Creative Industries Minister Martin Foley said the timing would be finalised before a “transitional” opening year in 2020.
“This bold new winter festival will build on Melbourne’s standing as a global cultural capital, showcasing our local artists and bringing our cultural arts institutions to life,” he said.
The Melbourne International Arts Festival grew out of a desire to attract large cultural events to Australia in the 1980s, but has struggled to attract a wide audience in recent years.

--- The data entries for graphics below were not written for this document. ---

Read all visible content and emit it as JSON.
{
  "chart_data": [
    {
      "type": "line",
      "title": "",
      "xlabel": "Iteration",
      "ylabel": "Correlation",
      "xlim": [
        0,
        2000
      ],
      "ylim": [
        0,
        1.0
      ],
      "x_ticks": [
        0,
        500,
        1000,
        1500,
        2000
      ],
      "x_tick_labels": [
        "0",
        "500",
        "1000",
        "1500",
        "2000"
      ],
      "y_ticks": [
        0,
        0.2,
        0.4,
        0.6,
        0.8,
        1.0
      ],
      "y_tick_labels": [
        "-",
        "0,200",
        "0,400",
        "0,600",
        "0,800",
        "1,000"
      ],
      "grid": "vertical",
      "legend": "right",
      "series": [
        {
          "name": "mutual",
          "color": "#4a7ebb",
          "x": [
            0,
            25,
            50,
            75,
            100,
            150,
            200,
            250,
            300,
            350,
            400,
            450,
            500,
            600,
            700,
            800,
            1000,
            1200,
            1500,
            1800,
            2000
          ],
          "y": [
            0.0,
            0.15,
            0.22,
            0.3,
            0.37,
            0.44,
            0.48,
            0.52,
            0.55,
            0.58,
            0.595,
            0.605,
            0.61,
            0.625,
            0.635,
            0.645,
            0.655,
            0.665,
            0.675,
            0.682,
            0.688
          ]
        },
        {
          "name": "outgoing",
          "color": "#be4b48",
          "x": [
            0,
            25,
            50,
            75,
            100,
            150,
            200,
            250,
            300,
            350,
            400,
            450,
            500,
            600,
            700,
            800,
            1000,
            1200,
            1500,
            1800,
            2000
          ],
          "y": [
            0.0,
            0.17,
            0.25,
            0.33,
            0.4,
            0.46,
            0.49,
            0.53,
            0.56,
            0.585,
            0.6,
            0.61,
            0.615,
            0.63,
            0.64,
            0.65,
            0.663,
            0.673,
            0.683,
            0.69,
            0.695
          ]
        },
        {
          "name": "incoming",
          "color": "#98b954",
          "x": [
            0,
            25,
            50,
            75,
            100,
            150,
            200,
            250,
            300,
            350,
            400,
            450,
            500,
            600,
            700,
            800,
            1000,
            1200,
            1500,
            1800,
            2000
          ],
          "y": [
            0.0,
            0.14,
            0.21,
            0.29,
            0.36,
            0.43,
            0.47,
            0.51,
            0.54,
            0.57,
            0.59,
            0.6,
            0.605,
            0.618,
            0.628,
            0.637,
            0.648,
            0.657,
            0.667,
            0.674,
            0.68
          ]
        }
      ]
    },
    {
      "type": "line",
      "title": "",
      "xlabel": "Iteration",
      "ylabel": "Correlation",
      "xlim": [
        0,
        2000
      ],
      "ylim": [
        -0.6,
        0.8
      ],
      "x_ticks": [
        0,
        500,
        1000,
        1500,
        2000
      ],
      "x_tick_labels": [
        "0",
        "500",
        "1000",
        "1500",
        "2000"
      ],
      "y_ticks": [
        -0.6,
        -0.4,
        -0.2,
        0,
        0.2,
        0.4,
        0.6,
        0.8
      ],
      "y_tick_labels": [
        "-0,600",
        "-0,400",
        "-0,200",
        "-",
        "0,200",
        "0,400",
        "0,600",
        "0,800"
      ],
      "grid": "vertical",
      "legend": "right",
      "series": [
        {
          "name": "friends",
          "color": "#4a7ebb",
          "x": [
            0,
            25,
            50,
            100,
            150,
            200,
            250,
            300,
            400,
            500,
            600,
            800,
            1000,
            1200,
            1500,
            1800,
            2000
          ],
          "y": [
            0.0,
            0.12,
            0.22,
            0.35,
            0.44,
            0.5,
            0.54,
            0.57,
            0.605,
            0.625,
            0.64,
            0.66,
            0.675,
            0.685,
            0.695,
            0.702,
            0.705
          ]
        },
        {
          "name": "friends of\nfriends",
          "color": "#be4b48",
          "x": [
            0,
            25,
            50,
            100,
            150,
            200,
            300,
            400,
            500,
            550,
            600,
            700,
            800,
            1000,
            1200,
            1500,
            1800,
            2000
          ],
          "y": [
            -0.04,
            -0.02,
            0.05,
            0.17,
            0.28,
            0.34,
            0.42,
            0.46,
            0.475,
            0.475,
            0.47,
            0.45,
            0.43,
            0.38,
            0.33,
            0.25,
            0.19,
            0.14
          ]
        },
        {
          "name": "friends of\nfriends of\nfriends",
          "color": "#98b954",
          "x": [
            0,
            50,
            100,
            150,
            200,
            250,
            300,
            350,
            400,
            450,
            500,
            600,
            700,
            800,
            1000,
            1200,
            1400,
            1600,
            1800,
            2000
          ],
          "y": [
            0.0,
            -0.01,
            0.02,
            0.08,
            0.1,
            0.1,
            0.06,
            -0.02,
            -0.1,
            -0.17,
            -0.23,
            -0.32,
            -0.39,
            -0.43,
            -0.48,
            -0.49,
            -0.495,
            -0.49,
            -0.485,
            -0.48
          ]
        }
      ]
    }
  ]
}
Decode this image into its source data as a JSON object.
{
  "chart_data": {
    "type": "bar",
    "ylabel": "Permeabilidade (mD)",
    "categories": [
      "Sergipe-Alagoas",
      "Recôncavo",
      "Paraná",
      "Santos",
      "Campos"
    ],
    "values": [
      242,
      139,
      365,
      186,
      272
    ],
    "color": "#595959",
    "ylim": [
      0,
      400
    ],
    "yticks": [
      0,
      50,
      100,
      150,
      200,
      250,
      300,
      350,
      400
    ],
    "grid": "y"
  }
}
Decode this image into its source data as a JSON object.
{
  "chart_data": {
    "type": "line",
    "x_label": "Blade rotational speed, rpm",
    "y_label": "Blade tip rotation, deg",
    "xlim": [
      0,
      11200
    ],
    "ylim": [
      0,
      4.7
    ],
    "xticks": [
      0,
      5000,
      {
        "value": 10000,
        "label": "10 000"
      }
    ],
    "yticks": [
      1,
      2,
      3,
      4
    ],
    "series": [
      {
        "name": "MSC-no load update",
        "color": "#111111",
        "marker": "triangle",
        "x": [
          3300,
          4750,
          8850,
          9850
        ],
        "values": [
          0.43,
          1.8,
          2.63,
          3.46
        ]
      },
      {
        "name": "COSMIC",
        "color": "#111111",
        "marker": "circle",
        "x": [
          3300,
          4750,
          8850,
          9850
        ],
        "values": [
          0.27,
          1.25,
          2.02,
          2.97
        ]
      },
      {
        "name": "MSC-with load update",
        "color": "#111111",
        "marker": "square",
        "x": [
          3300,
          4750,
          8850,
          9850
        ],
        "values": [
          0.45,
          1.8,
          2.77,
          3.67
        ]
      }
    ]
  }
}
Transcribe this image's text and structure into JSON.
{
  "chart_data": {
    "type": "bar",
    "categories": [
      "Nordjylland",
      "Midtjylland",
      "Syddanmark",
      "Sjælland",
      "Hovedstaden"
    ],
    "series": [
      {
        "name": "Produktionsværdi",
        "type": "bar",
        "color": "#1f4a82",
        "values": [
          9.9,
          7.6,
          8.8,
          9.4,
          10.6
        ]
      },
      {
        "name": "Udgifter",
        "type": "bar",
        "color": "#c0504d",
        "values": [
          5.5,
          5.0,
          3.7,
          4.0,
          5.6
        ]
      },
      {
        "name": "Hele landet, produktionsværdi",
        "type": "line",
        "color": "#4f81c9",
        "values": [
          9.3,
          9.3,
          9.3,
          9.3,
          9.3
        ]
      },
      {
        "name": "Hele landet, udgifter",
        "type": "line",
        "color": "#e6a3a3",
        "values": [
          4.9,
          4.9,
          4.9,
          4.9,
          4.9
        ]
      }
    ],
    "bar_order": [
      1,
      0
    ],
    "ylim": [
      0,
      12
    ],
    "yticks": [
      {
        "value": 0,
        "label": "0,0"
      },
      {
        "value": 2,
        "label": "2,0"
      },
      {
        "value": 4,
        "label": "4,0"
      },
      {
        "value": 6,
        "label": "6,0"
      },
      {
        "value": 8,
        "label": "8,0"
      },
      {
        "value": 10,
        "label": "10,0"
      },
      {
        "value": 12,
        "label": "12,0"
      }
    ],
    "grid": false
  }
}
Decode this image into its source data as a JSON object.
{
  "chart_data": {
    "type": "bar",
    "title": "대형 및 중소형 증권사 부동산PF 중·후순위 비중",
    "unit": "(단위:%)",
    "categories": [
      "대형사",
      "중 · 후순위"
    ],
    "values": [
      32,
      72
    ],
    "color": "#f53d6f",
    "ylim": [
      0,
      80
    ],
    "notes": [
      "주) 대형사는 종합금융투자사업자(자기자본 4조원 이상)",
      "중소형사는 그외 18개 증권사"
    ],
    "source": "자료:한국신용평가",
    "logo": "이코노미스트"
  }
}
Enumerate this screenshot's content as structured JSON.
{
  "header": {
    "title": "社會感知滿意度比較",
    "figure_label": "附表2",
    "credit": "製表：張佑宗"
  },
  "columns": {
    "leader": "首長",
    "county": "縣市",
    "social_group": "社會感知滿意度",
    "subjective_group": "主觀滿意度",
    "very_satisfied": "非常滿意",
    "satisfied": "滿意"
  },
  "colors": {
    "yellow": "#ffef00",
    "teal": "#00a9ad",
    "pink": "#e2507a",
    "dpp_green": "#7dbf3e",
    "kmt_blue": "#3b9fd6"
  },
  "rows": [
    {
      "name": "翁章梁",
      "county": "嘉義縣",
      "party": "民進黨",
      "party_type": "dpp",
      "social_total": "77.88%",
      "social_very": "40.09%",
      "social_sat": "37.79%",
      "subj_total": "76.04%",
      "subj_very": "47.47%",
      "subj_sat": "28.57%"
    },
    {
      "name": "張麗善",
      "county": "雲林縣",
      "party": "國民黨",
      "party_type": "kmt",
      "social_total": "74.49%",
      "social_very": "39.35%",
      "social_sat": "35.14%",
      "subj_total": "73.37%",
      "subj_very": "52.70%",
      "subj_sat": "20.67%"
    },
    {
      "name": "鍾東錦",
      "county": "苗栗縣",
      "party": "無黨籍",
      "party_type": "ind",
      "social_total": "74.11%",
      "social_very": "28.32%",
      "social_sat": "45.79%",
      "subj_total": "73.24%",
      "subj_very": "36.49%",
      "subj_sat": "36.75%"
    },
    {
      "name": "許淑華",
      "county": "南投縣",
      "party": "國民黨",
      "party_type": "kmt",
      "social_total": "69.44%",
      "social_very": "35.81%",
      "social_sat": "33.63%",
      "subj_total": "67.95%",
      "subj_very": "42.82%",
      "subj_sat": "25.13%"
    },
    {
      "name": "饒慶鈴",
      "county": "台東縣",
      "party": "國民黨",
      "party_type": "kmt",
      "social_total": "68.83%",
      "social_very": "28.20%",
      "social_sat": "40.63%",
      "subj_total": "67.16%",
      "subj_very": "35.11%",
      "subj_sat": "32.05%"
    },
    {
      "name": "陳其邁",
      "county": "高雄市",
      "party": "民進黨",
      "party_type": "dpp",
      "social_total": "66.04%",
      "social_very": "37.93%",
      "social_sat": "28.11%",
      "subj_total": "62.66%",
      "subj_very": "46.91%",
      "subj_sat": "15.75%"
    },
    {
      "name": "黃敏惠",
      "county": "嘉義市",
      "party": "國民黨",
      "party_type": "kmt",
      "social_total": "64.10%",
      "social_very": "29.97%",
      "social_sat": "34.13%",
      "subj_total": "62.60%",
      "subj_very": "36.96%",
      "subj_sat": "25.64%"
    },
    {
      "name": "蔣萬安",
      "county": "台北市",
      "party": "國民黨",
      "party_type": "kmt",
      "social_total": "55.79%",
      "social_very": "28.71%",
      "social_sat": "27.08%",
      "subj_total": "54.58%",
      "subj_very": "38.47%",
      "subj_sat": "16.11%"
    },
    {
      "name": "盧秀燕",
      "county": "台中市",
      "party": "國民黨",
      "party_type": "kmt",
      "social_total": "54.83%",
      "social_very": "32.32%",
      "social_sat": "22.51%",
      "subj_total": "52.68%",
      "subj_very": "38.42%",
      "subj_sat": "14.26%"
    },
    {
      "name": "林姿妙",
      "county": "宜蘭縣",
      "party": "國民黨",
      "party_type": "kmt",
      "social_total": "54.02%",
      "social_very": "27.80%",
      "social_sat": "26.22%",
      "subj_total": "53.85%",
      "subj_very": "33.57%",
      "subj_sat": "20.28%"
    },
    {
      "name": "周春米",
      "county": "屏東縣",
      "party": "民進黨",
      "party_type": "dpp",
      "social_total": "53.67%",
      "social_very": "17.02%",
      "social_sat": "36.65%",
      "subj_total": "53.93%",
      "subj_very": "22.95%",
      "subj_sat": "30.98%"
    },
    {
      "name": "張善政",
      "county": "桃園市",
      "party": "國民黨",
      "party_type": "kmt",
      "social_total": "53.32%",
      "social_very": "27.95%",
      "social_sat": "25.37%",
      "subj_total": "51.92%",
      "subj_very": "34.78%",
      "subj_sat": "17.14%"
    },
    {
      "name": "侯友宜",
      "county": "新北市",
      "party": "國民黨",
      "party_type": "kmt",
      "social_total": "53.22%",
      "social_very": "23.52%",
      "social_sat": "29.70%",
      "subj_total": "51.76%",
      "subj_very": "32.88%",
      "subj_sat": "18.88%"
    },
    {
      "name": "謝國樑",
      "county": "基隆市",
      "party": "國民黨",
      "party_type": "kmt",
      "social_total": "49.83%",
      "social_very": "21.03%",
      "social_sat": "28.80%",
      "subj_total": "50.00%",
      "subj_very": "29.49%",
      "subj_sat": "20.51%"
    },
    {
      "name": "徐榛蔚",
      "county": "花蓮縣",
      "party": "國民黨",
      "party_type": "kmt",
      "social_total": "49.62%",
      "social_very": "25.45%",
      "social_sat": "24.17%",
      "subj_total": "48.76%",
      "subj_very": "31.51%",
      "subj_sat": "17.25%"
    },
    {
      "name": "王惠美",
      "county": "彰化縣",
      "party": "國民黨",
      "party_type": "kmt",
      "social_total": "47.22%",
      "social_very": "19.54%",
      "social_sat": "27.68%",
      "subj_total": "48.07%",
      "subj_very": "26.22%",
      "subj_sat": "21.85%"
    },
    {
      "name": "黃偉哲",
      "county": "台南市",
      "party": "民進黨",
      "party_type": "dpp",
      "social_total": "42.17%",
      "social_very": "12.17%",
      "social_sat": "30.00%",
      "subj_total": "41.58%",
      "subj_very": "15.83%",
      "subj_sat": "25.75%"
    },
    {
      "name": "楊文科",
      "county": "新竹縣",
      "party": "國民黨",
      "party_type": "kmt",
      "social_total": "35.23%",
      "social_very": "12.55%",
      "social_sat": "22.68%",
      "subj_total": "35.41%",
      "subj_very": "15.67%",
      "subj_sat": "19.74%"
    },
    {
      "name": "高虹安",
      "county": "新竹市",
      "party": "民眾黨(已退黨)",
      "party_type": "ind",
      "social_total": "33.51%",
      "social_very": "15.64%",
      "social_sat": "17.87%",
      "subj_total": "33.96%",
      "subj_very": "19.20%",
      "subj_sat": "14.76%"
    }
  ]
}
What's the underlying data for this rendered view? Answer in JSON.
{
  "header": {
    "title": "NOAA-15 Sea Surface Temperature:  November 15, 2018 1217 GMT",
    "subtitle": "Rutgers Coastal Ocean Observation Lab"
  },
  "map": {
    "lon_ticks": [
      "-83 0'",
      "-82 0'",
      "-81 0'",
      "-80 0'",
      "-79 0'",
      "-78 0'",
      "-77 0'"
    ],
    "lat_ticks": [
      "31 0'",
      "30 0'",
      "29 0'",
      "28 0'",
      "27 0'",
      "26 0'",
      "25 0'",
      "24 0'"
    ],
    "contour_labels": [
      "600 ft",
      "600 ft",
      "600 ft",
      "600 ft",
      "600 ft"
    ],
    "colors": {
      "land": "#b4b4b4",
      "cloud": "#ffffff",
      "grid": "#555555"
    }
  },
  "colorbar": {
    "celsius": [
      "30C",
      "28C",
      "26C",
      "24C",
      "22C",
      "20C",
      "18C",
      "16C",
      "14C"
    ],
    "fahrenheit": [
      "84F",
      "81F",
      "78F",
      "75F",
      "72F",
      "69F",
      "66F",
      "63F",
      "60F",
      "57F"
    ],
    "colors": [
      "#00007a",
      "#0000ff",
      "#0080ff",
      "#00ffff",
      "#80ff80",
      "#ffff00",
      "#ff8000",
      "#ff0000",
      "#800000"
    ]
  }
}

Last year’s event, however, featured the successful Fire Gardens show that took over the Botanic Gardens to present an ethereal mix of flaming art pieces and mystic music.
That sort of use of space and light is likely to be encouraged during the new festival.
The government announced last year that White Nightwould be “re-imagined” as a three-day event this year, including a regional event in Ballarat and a takeover of three Melbourne precincts: Carlton Gardens, Treasury Gardens and Birrarung Marr.
Regional events will continue even once the new festival begins.
White Nightis scheduled for Bendigo in 2020 and Geelong in 2021.
Tourism and Major Events Minister Martin Pakula said the new festival would “entice more visitors from around the world while helping to keep our hotels, restaurants and cafes bustling in the quieter winter months”.